Now, a park in Winnetka is named for the boy.  It is one of the few reminders in town of that deadly day.

After the Dann ran with her weapons from the school to evade police, she found herself at the Andrew house not far away.

Phil Andrew is now 50 years old. Thirty years ago, Dann surprised the college swimmer and his mom the day after he returned home from the University of Illinois for the summer.

“She walks in the back door and my mom and I are shocked. We’ve never seen anything like this before,” Andrew said. “She had us at gun point immediately. And said that we were hostages. She looked disheveled, she had been running, she was sweating, she was upset.”

Dann told them she had been sexually assaulted. The Andrews tried to help her and even let her call family nearby. While none of it made sense, they simply tried to help her.

Andrew’s father surprised Dann and her hostages by walking in the backdoor. He had no idea the heinous crimes in the neighborhood were now playing out in his own home.

They tried to negotiate with Dann. Andrew’s parents were able to leave the home.

“I saw a flash, and heard a pop, and thought, ‘She’s shooting at me.’ And I dove immediately out of the way and into a pantry where I kicked the door shut. I got into the corner basically barring the door. That’s when I realized I had been hit,” Andrew said.

Dann ran upstairs. Andrew staggered outside to police with one of the killer’s guns in his hands. One bullet puncturing both of his lungs, his esophagus, his stomach and pancreas.

“It was as lethal as you can be and still survive,” he said.

Upstairs, Dann took her own life.

“What I want to know is how the hell did she get a hold of all these guns?” Chief Timm said. “She had three guns. She was a mentally ill person. She got them legally. I was a little, not a little, I was very angry.”

The chief believes addressing mental illness–not guns–is the key to stopping crimes like these.

Andrew recovered and went on to spend 21 years with the FBI specializing in hostage and crisis negotiations. He consults in crisis management and works for the Archdiocese of Chicago as their director of violence prevention. He talks to students and counsels schools. In a search for moral leadership, he hopes access to guns and mental illness will get some real attention. He’s now married. Has four kids and still swims.

”It’s important that you talk about it,” he said. “You have to express it. You have to get over the shame, the guilt, and you have to tell the story. For me, this has been a lifetime of telling the story.”

Andrew said traumatic mental health response was developed after that day and is the standard for what is used today following mass casualty shootings. He said his life has been greatly informed by the lessons from that day.

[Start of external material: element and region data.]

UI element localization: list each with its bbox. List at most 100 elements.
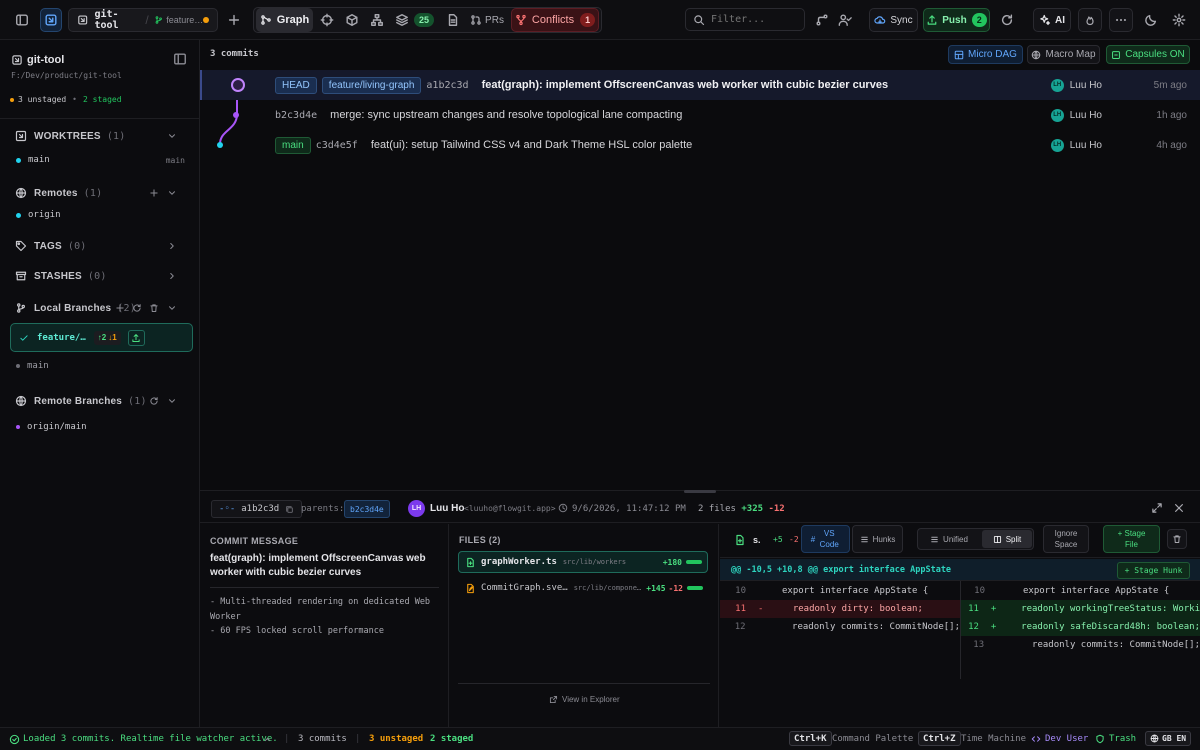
vscode-label: VS Code bbox=[819, 529, 839, 549]
remote-branches-header[interactable]: Remote Branches (1) bbox=[15, 395, 190, 407]
micro-dag-button[interactable]: Micro DAG bbox=[948, 45, 1023, 64]
tab-focus[interactable] bbox=[316, 8, 338, 32]
status-unstaged[interactable]: 3 unstaged bbox=[369, 734, 423, 744]
push-branch-button[interactable] bbox=[127, 329, 145, 346]
chevron-right-icon[interactable] bbox=[167, 241, 177, 251]
commit-row[interactable]: b2c3d4e merge: sync upstream changes and… bbox=[200, 100, 1200, 130]
refresh-icon[interactable] bbox=[132, 303, 142, 313]
filter-input[interactable] bbox=[711, 14, 796, 25]
file-item[interactable]: graphWorker.ts src/lib/workers +180 bbox=[458, 551, 708, 573]
view-in-explorer-label: View in Explorer bbox=[562, 695, 620, 704]
parent-hash[interactable]: b2c3d4e bbox=[344, 500, 390, 518]
command-palette-shortcut[interactable]: Ctrl+K bbox=[789, 731, 832, 746]
theme-toggle-button[interactable] bbox=[1140, 8, 1162, 32]
stashes-header[interactable]: STASHES (0) bbox=[15, 270, 190, 282]
commit-row[interactable]: HEAD feature/living-graph a1b2c3d feat(g… bbox=[200, 70, 1200, 100]
branch-tag[interactable]: feature/living-graph bbox=[321, 76, 422, 94]
split-label: Split bbox=[1005, 534, 1022, 544]
tags-header[interactable]: TAGS (0) bbox=[15, 240, 190, 252]
time-machine-shortcut[interactable]: Ctrl+Z bbox=[918, 731, 961, 746]
ai-button[interactable]: AI bbox=[1033, 8, 1071, 32]
tab-tree[interactable] bbox=[366, 8, 388, 32]
time-machine-label[interactable]: Time Machine bbox=[961, 734, 1026, 744]
commit-row[interactable]: main c3d4e5f feat(ui): setup Tailwind CS… bbox=[200, 130, 1200, 160]
chevron-up-icon[interactable] bbox=[263, 735, 272, 744]
filter-user-button[interactable] bbox=[834, 8, 856, 32]
filter-path-button[interactable] bbox=[811, 8, 833, 32]
tab-packages[interactable] bbox=[341, 8, 363, 32]
remote-item[interactable]: origin bbox=[16, 210, 191, 220]
head-tag: HEAD bbox=[275, 76, 317, 94]
behind-count: ↓1 bbox=[108, 333, 117, 342]
new-tab-button[interactable] bbox=[222, 8, 246, 32]
commit-message: feat(ui): setup Tailwind CSS v4 and Dark… bbox=[370, 139, 693, 151]
check-circle-icon bbox=[9, 734, 20, 745]
status-staged[interactable]: 2 staged bbox=[430, 734, 473, 744]
copy-icon[interactable] bbox=[285, 505, 294, 514]
clock-icon bbox=[558, 503, 568, 513]
split-view-button[interactable]: Split bbox=[982, 530, 1032, 548]
chevron-right-icon[interactable] bbox=[167, 271, 177, 281]
tab-prs[interactable]: PRs bbox=[467, 8, 507, 32]
main-tag[interactable]: main bbox=[275, 136, 311, 154]
remotes-header[interactable]: Remotes (1) bbox=[15, 187, 190, 199]
cube-icon bbox=[346, 14, 358, 26]
plus-icon[interactable] bbox=[115, 303, 125, 313]
local-branches-header[interactable]: Local Branches (2) bbox=[15, 302, 190, 314]
trash-label[interactable]: Trash bbox=[1109, 734, 1136, 744]
maximize-icon[interactable] bbox=[1151, 502, 1163, 514]
author-name: Luu Ho bbox=[1069, 139, 1102, 151]
tab-docs[interactable] bbox=[442, 8, 464, 32]
view-in-explorer-button[interactable]: View in Explorer bbox=[549, 695, 620, 704]
ignore-space-button[interactable]: Ignore Space bbox=[1043, 525, 1089, 553]
remote-branch-item[interactable]: origin/main bbox=[16, 422, 191, 432]
tab-stacks[interactable]: 25 bbox=[391, 8, 435, 32]
macro-map-button[interactable]: Macro Map bbox=[1027, 45, 1100, 64]
refresh-icon[interactable] bbox=[149, 396, 159, 406]
trash-icon[interactable] bbox=[149, 303, 159, 313]
worktrees-header[interactable]: WORKTREES (1) bbox=[15, 130, 190, 142]
repo-tab[interactable]: git-tool / feature… bbox=[68, 8, 218, 32]
dev-user-label[interactable]: Dev User bbox=[1045, 734, 1088, 744]
plus-icon[interactable] bbox=[149, 188, 159, 198]
flame-button[interactable] bbox=[1078, 8, 1102, 32]
close-icon[interactable] bbox=[1173, 502, 1185, 514]
parents-label: parents: bbox=[301, 504, 345, 514]
hunks-button[interactable]: Hunks bbox=[852, 525, 903, 553]
collapse-sidebar-button[interactable] bbox=[173, 52, 189, 68]
active-branch-item[interactable]: feature/… ↑2 ↓1 bbox=[10, 323, 193, 352]
command-palette-label[interactable]: Command Palette bbox=[832, 734, 913, 744]
stage-file-button[interactable]: + Stage File bbox=[1103, 525, 1160, 553]
app-logo-button[interactable] bbox=[40, 8, 62, 32]
refresh-button[interactable] bbox=[996, 8, 1018, 32]
list-icon bbox=[860, 536, 868, 542]
chevron-down-icon[interactable] bbox=[167, 396, 177, 406]
more-menu-button[interactable] bbox=[1109, 8, 1133, 32]
sync-button[interactable]: Sync bbox=[869, 8, 918, 32]
shield-icon bbox=[1096, 734, 1104, 744]
language-switch[interactable]: GB EN bbox=[1145, 731, 1192, 746]
author-name: Luu Ho bbox=[1069, 79, 1102, 91]
commit-hash-chip[interactable]: -◦- a1b2c3d bbox=[211, 500, 303, 518]
tab-conflicts-label: Conflicts bbox=[531, 14, 575, 26]
tab-conflicts[interactable]: Conflicts 1 bbox=[511, 8, 599, 32]
stage-hunk-button[interactable]: + Stage Hunk bbox=[1117, 562, 1190, 579]
tab-graph[interactable]: Graph bbox=[256, 8, 313, 32]
file-item[interactable]: CommitGraph.sve… src/lib/compone… +145 -… bbox=[458, 577, 708, 599]
branch-item[interactable]: main bbox=[16, 361, 191, 371]
chevron-down-icon[interactable] bbox=[167, 188, 177, 198]
capsules-toggle[interactable]: Capsules ON bbox=[1106, 45, 1190, 64]
settings-button[interactable] bbox=[1168, 8, 1190, 32]
hunks-label: Hunks bbox=[872, 534, 896, 544]
file-modified-icon bbox=[467, 583, 474, 593]
open-in-vscode-button[interactable]: # VS Code bbox=[801, 525, 850, 553]
filter-box[interactable] bbox=[685, 8, 805, 31]
worktree-item[interactable]: main main bbox=[16, 155, 191, 165]
push-button[interactable]: Push 2 bbox=[923, 8, 990, 32]
sidebar-toggle-button[interactable] bbox=[10, 8, 34, 32]
chevron-down-icon[interactable] bbox=[167, 131, 177, 141]
unified-view-button[interactable]: Unified bbox=[919, 530, 979, 548]
chevron-down-icon[interactable] bbox=[167, 303, 177, 313]
remote-branches-count: (1) bbox=[128, 395, 147, 407]
discard-file-button[interactable] bbox=[1167, 529, 1187, 549]
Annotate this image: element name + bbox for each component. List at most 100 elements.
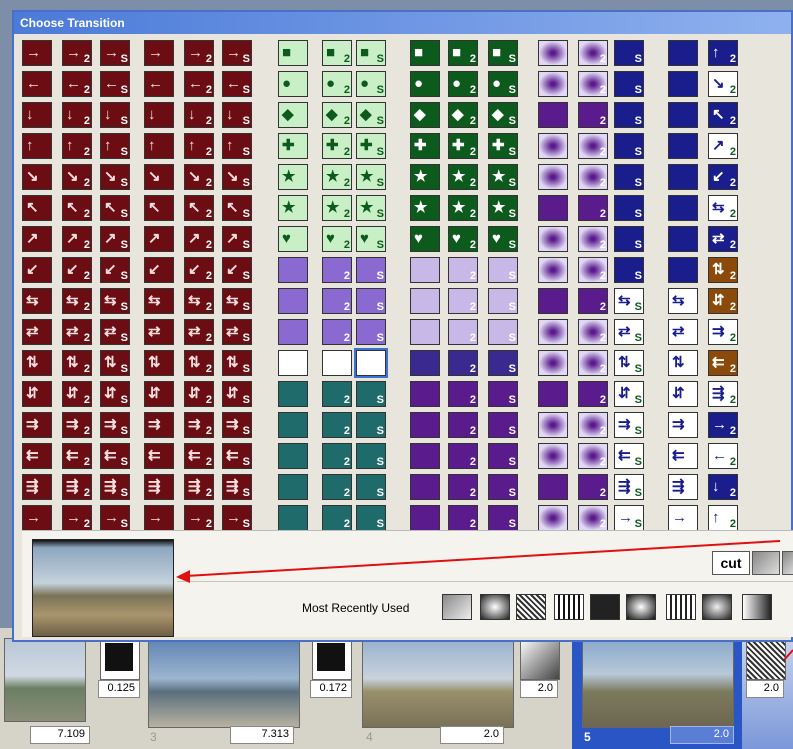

Munro is now a husband, a father and a licensed clinical social worker at Rush University Medical Center.

“I have accepted that it happened to me and it did change me and it has affected the way I view the world,” Munro said. “I just feel like if i can help someone with my story, then it’s worth it.”

Murnro hopes telling his story will have an impact in some way. He is not only speaking out publicly, he has also created a website, Living After Trauma, where he shares his full story.

There were four other children shot that day who survived. WGN News attempted to reach out to all of them. In some cases WGN was unsuccessful. In some cases, the request was turned down.

One year after the shooting, to help answer some of the questions left in Dann’s deadly path,  WGN News investigated the puzzling shooting and aired a one hour documentary tackling school safety, mental illness, gun control and community response.